Abdominal and skin diseases are common among refugees too. “We were drinking from ponds, just on the side of cattle,” he said.

Aid agencies have stepped in to provide vital drugs and care, yet this was not enough, he said. The are people suffering with diabetes, HIV and cancer in the camp who aren’t accessing treatment.

Women’s reproductive health needs are also dangerously unmet. Twenty pregnant women were due to give birth soon in Hamdayet, Tedros said. At the Um Raqaba camp, a 26-year-old refugee told UNFPA officials late last month that she began menstruating on the day she arrived, and had sold her phone to buy underwear cotton and soap.

Refugees queue for food distribution in Um Rakuba refugee settlement in Eastern Sudan.

People queue for food distribution at the Um Raqaba settlement. Photograph: Ed Ram

Despite the horrors they recount, many of the refugees are anxious to return, hoping they will not have to leave for good.

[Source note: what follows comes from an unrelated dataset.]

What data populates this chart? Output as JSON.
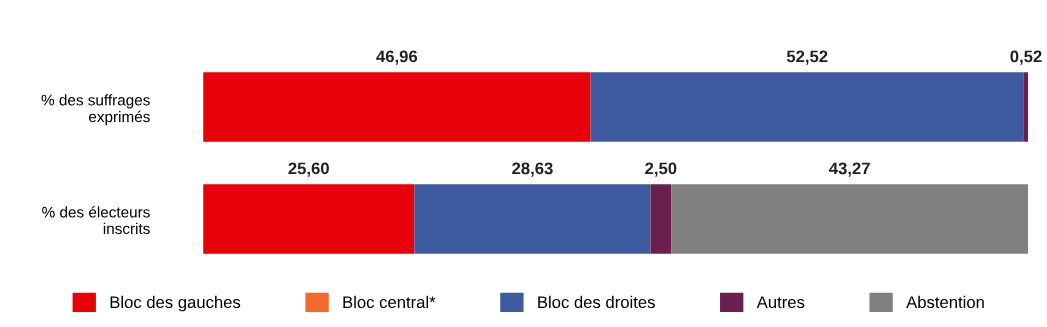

They are sensitive to any resentment or criticism of Tigray’s leadership.

Ngisti Yohans, 27, fled with her son after hearing reports of Tigrayans being raped by militias. She accused Abiy of exploiting ethnic divisions and fuelling resentment. “It is purely ethnic,” she said. “The country was fair but Abiy wanted all the power. The government made it seem that the problems with Ethiopia were because of Tigray.”

The rest of her family remains in Tigray. “My life is there, my family,” she said. “I’m just waiting to see if things improve.”